Sonothérapie et polyhandicap : une approche sensorielle adaptée à chaque personne

Le polyhandicap associe une déficience motrice importante à une déficience intellectuelle sévère ou profonde. Il entraîne une forte limitation de l’autonomie, mais également des difficultés de communication, de perception et d’expression. D’autres troubles peuvent parfois être présents, notamment sur les plans respiratoire, nutritionnel ou cutané.
Face à ces situations complexes, les professionnels doivent proposer un accompagnement individualisé, attentif au rythme et aux réactions de chaque personne. La sonothérapie peut alors trouver sa place comme pratique complémentaire, notamment dans les établissements médico-sociaux.
Pourquoi utiliser la sonothérapie auprès des personnes polyhandicapées ?
La sonothérapie utilise les sons, les vibrations et les ambiances sonores pour créer une expérience sensorielle douce. Elle ne repose pas uniquement sur l’écoute : les vibrations peuvent également être perçues par le corps.

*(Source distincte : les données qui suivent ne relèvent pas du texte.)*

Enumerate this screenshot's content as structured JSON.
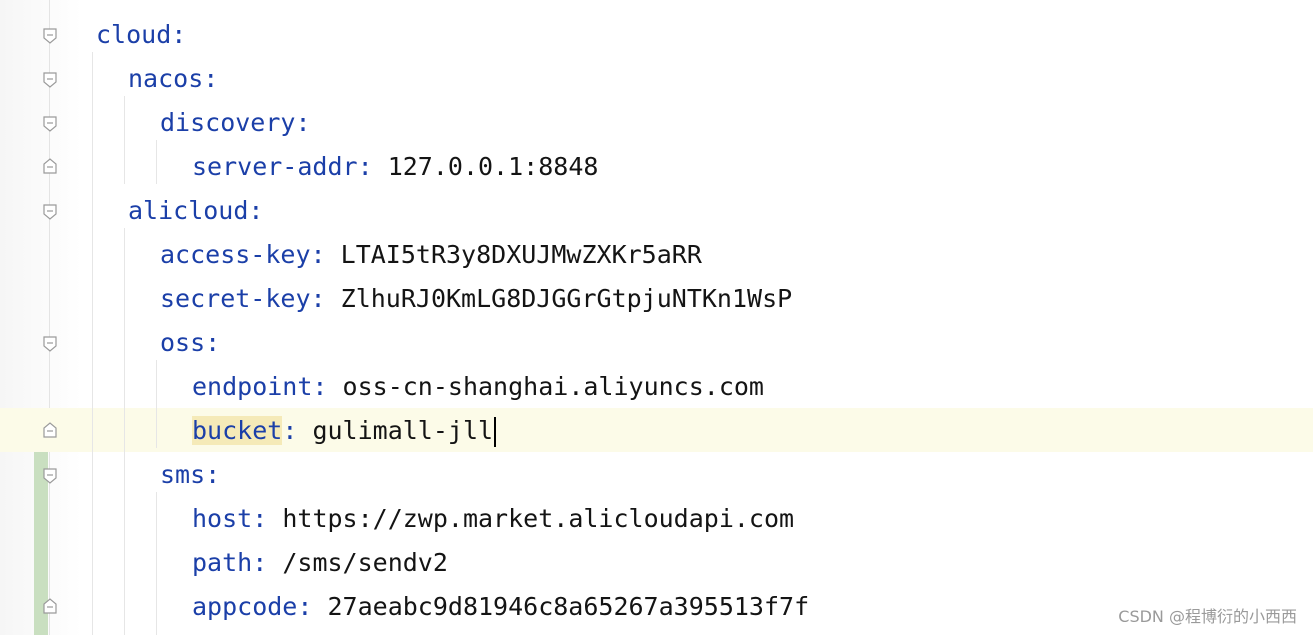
{
  "editor": {
    "lines": [
      {
        "key": "cloud",
        "value": ""
      },
      {
        "key": "nacos",
        "value": ""
      },
      {
        "key": "discovery",
        "value": ""
      },
      {
        "key": "server-addr",
        "value": "127.0.0.1:8848"
      },
      {
        "key": "alicloud",
        "value": ""
      },
      {
        "key": "access-key",
        "value": "LTAI5tR3y8DXUJMwZXKr5aRR"
      },
      {
        "key": "secret-key",
        "value": "ZlhuRJ0KmLG8DJGGrGtpjuNTKn1WsP"
      },
      {
        "key": "oss",
        "value": ""
      },
      {
        "key": "endpoint",
        "value": "oss-cn-shanghai.aliyuncs.com"
      },
      {
        "key": "bucket",
        "value": "gulimall-jll"
      },
      {
        "key": "sms",
        "value": ""
      },
      {
        "key": "host",
        "value": "https://zwp.market.alicloudapi.com"
      },
      {
        "key": "path",
        "value": "/sms/sendv2"
      },
      {
        "key": "appcode",
        "value": "27aeabc9d81946c8a65267a395513f7f"
      }
    ],
    "colon": ":"
  },
  "watermark": "CSDN @程博衍的小西西",
  "colors": {
    "key": "#1b3fa8",
    "value": "#141414",
    "caret_row": "#fcfbe8",
    "change_bar": "#c9dfc0"
  }
}
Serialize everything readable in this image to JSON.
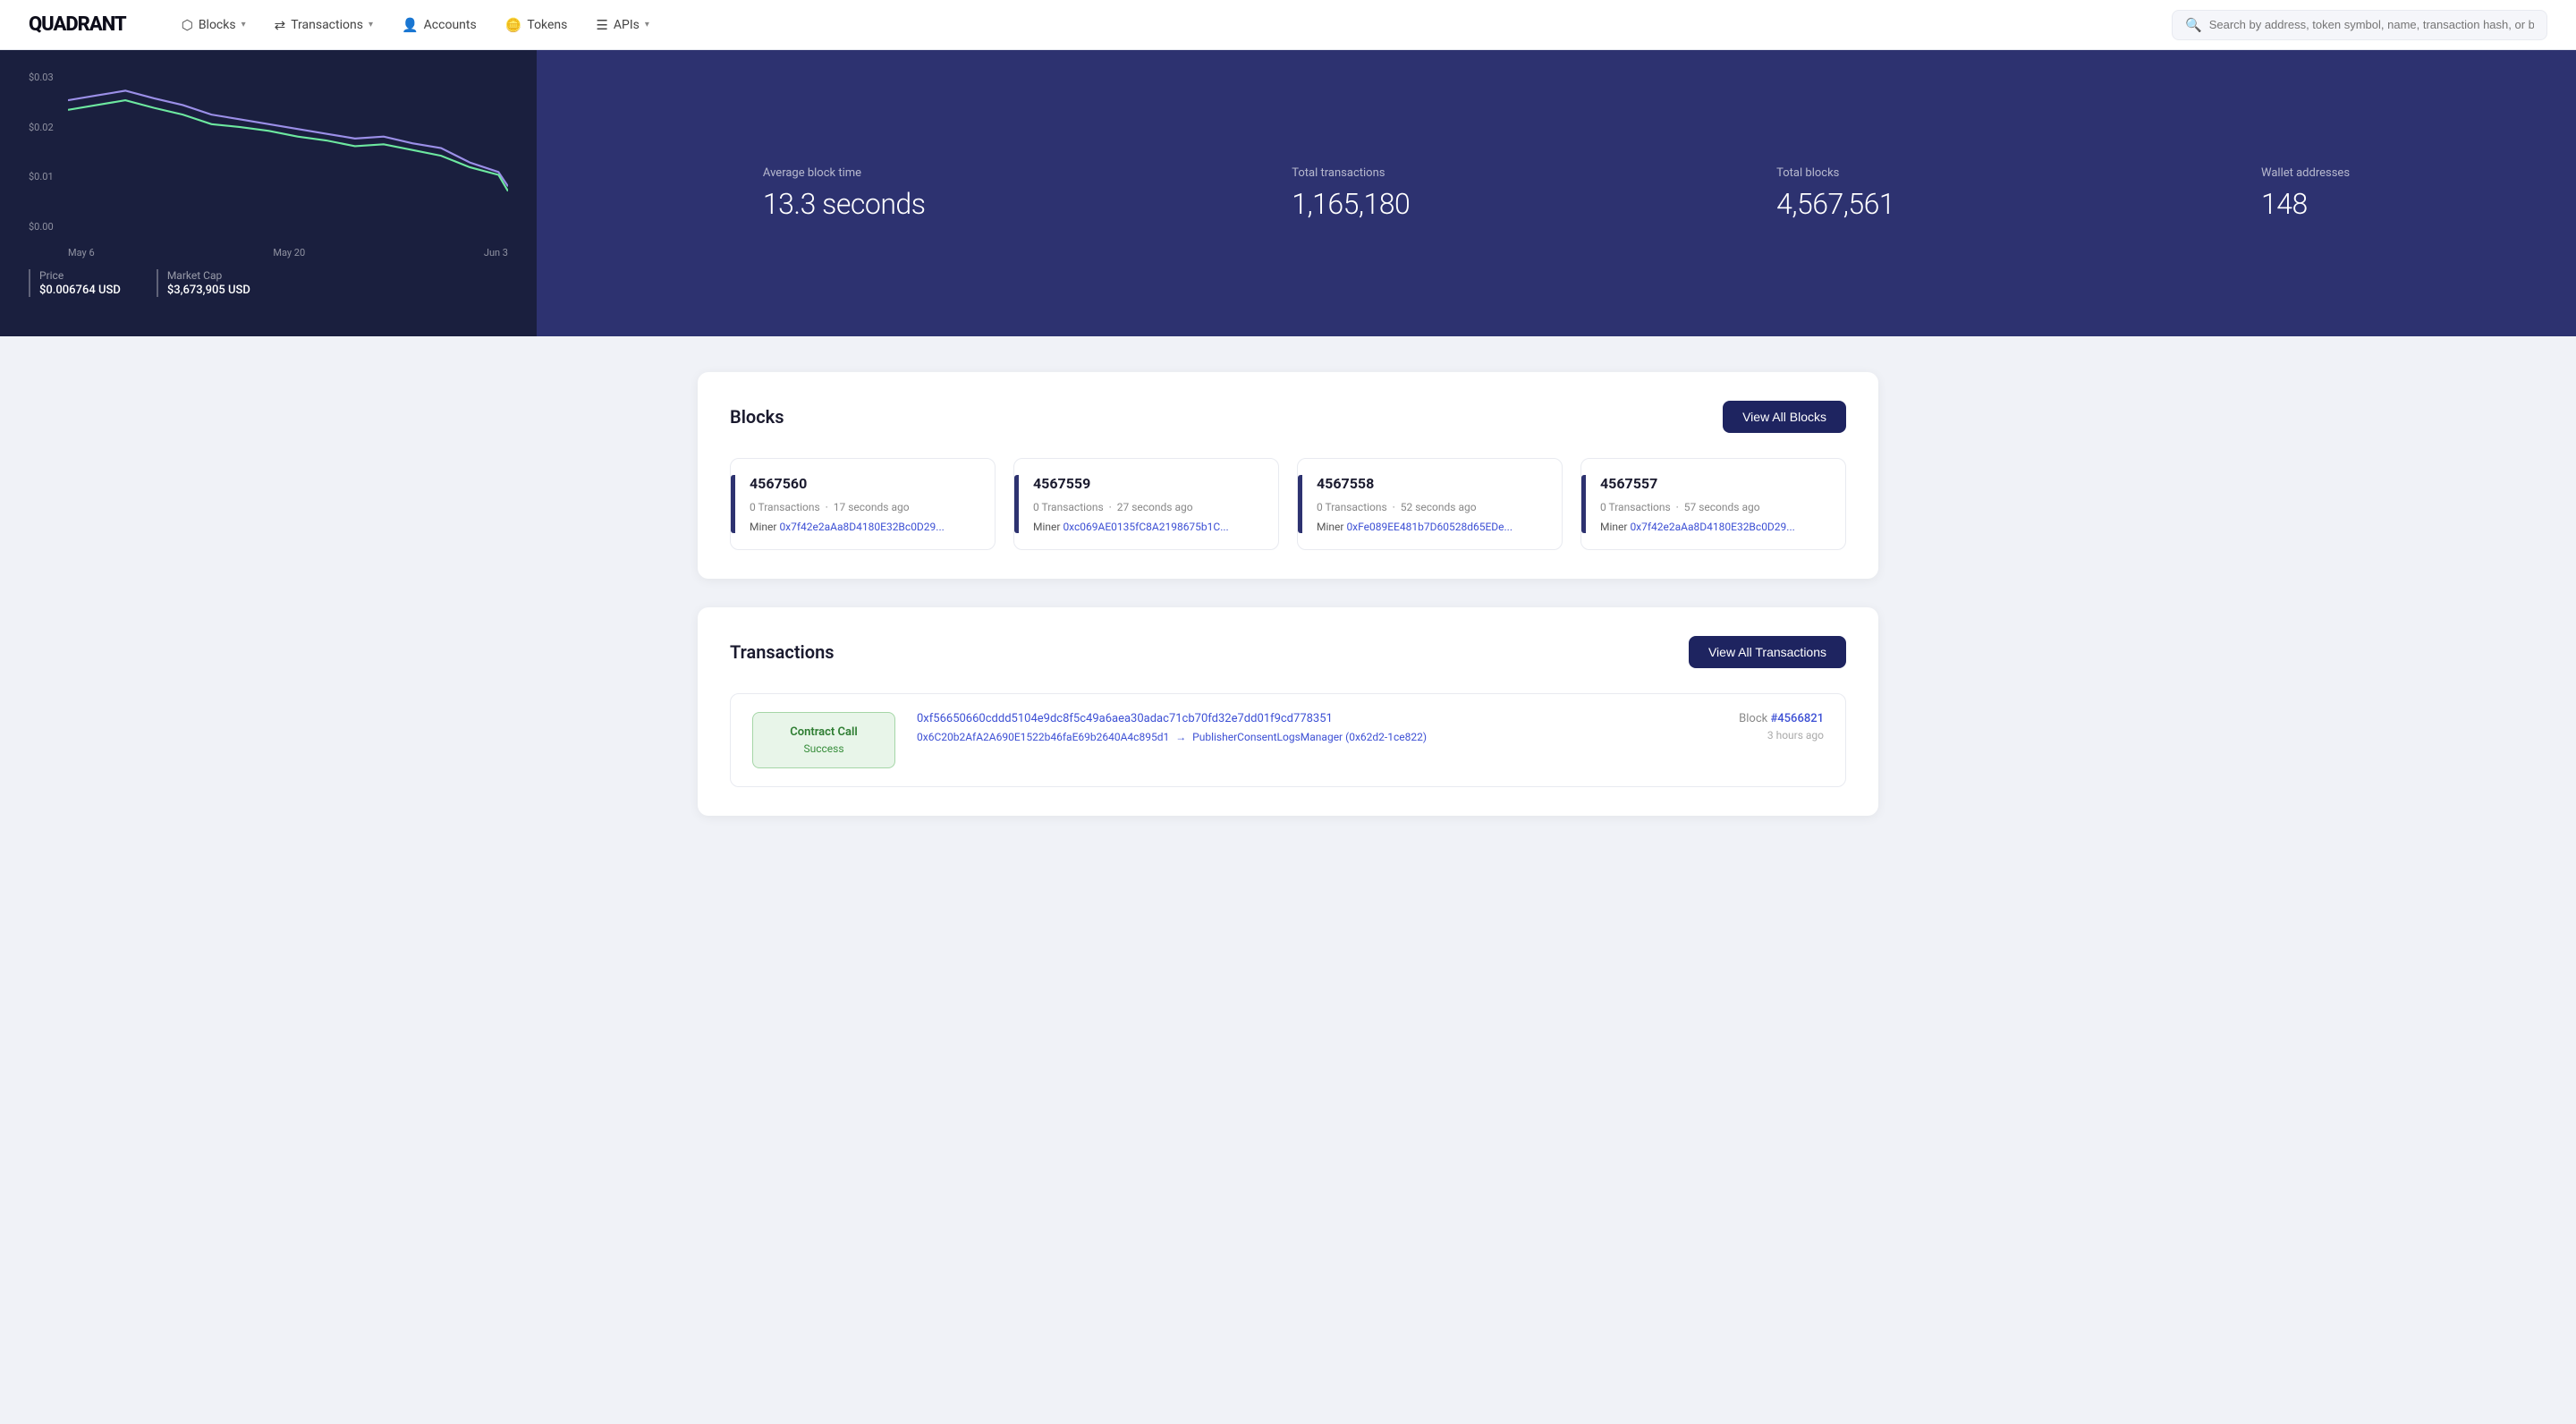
{
  "brand": {
    "logo": "QUADRANT"
  },
  "nav": {
    "items": [
      {
        "id": "blocks",
        "label": "Blocks",
        "icon": "⬡",
        "hasDropdown": true
      },
      {
        "id": "transactions",
        "label": "Transactions",
        "icon": "⇄",
        "hasDropdown": true
      },
      {
        "id": "accounts",
        "label": "Accounts",
        "icon": "👤",
        "hasDropdown": false
      },
      {
        "id": "tokens",
        "label": "Tokens",
        "icon": "🪙",
        "hasDropdown": false
      },
      {
        "id": "apis",
        "label": "APIs",
        "icon": "☰",
        "hasDropdown": true
      }
    ],
    "search": {
      "placeholder": "Search by address, token symbol, name, transaction hash, or block number"
    }
  },
  "hero": {
    "chart": {
      "y_labels": [
        "$0.03",
        "$0.02",
        "$0.01",
        "$0.00"
      ],
      "x_labels": [
        "May 6",
        "May 20",
        "Jun 3"
      ]
    },
    "price": {
      "label": "Price",
      "value": "$0.006764 USD"
    },
    "market_cap": {
      "label": "Market Cap",
      "value": "$3,673,905 USD"
    },
    "stats": [
      {
        "id": "avg_block_time",
        "label": "Average block time",
        "value": "13.3 seconds"
      },
      {
        "id": "total_transactions",
        "label": "Total transactions",
        "value": "1,165,180"
      },
      {
        "id": "total_blocks",
        "label": "Total blocks",
        "value": "4,567,561"
      },
      {
        "id": "wallet_addresses",
        "label": "Wallet addresses",
        "value": "148"
      }
    ]
  },
  "blocks_section": {
    "title": "Blocks",
    "view_all_label": "View All Blocks",
    "blocks": [
      {
        "number": "4567560",
        "transactions": "0 Transactions",
        "time": "17 seconds ago",
        "miner_label": "Miner",
        "miner_address": "0x7f42e2aAa8D4180E32Bc0D29..."
      },
      {
        "number": "4567559",
        "transactions": "0 Transactions",
        "time": "27 seconds ago",
        "miner_label": "Miner",
        "miner_address": "0xc069AE0135fC8A2198675b1C..."
      },
      {
        "number": "4567558",
        "transactions": "0 Transactions",
        "time": "52 seconds ago",
        "miner_label": "Miner",
        "miner_address": "0xFe089EE481b7D60528d65EDe..."
      },
      {
        "number": "4567557",
        "transactions": "0 Transactions",
        "time": "57 seconds ago",
        "miner_label": "Miner",
        "miner_address": "0x7f42e2aAa8D4180E32Bc0D29..."
      }
    ]
  },
  "transactions_section": {
    "title": "Transactions",
    "view_all_label": "View All Transactions",
    "transactions": [
      {
        "badge_label": "Contract Call",
        "badge_status": "Success",
        "hash": "0xf56650660cddd5104e9dc8f5c49a6aea30adac71cb70fd32e7dd01f9cd778351",
        "from": "0x6C20b2AfA2A690E1522b46faE69b2640A4c895d1",
        "arrow": "→",
        "to": "PublisherConsentLogsManager (0x62d2-1ce822)",
        "block_label": "Block",
        "block_ref": "#4566821",
        "time": "3 hours ago"
      }
    ]
  }
}
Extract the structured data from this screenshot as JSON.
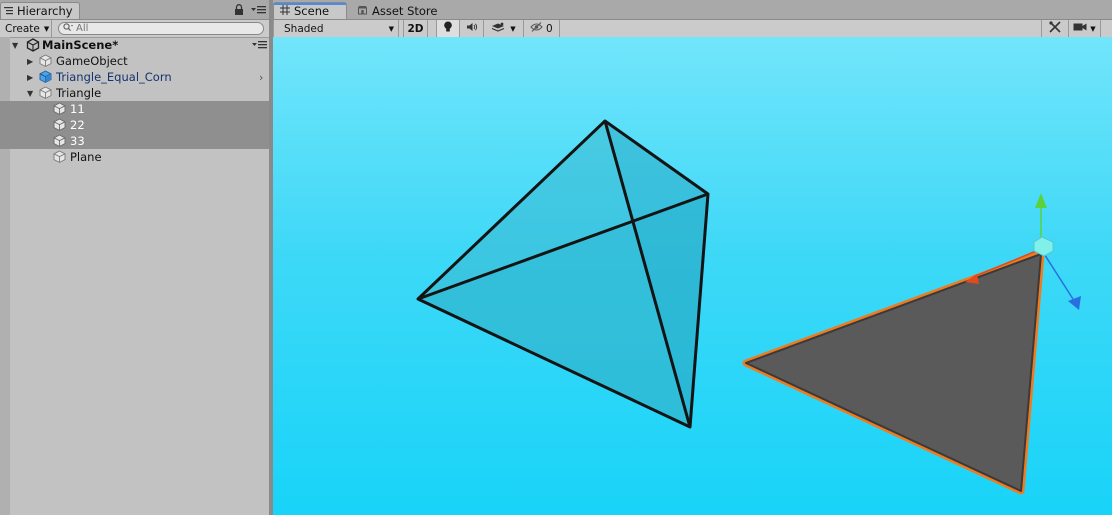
{
  "hierarchy": {
    "tab_label": "Hierarchy",
    "create_label": "Create",
    "search_placeholder": "All",
    "scene_name": "MainScene*",
    "items": [
      {
        "label": "GameObject",
        "depth": 1,
        "expander": "collapsed"
      },
      {
        "label": "Triangle_Equal_Corn",
        "depth": 1,
        "expander": "collapsed",
        "prefab": true
      },
      {
        "label": "Triangle",
        "depth": 1,
        "expander": "expanded"
      },
      {
        "label": "11",
        "depth": 2,
        "selected": true
      },
      {
        "label": "22",
        "depth": 2,
        "selected": true
      },
      {
        "label": "33",
        "depth": 2,
        "selected": true
      },
      {
        "label": "Plane",
        "depth": 2
      }
    ]
  },
  "scene": {
    "tabs": [
      {
        "label": "Scene",
        "active": true,
        "icon": "grid-icon"
      },
      {
        "label": "Asset Store",
        "active": false,
        "icon": "store-icon"
      }
    ],
    "toolbar": {
      "shading_mode": "Shaded",
      "mode_2d": "2D",
      "hidden_count": "0"
    }
  },
  "colors": {
    "selection_outline": "#f07a1e",
    "sky_top": "#72e5fb",
    "sky_bottom": "#18d4f8",
    "tetra_fill": "#3ab8d0",
    "plane_fill": "#5a5a5a",
    "gizmo_y": "#5ad23c",
    "gizmo_x": "#e04a1c",
    "gizmo_z": "#2a6fe0"
  }
}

Cette dimension est particulièrement intéressante lorsque la communication verbale est limitée ou absente. Le son devient alors un support de relation entre le praticien et la personne accompagnée.
Selon les besoins et la sensibilité de chacun, une séance peut contribuer à :
créer un environnement rassurant ;
favoriser un moment de détente ;
stimuler doucement les perceptions sensorielles ;
soutenir la relation et la communication non verbale ;
offrir une pause dans un quotidien parfois très médicalisé ;
accompagner l’expression des émotions et des ressentis.
La sonothérapie ne remplace évidemment aucun traitement médical ou paramédical. Elle s’intègre dans une démarche globale, en lien avec les équipes soignantes, éducatives et les proches.
Des instruments choisis avec précaution
Tous les instruments ne conviennent pas nécessairement aux personnes polyhandicapées. La puissance sonore, la durée des vibrations et la proximité de l’instrument doivent être ajustées avec beaucoup de vigilance.
Le praticien peut notamment utiliser :
des diapasons lestés ;
des carillons doux ;
des koshis ;
des instruments aux timbres légers ;
certains bols chantants, employés à distance et avec une intensité modérée ;
la voix, le souffle ou des sons simples et répétitifs.
L’objectif n’est pas de multiplier les stimulations, mais de proposer un univers sonore lisible et sécurisant. Une séance courte, composée de quelques sons bien choisis, peut être plus adaptée qu’une expérience sonore trop riche ou trop intense.
Une séance adaptée à l’état de la personne
Dans le cadre du polyhandicap, aucun protocole ne doit être appliqué mécaniquement. L’état de santé, la fatigue, la disponibilité, la posture et les réactions corporelles peuvent varier considérablement d’une séance à l’autre.
Le praticien doit donc observer les signes les plus discrets : modification de la respiration, détente du visage, mouvement des mains, sourire, vocalise, agitation ou changement de tonus. Ces manifestations permettent d’adapter immédiatement la durée, le rythme et l’intensité de la séance.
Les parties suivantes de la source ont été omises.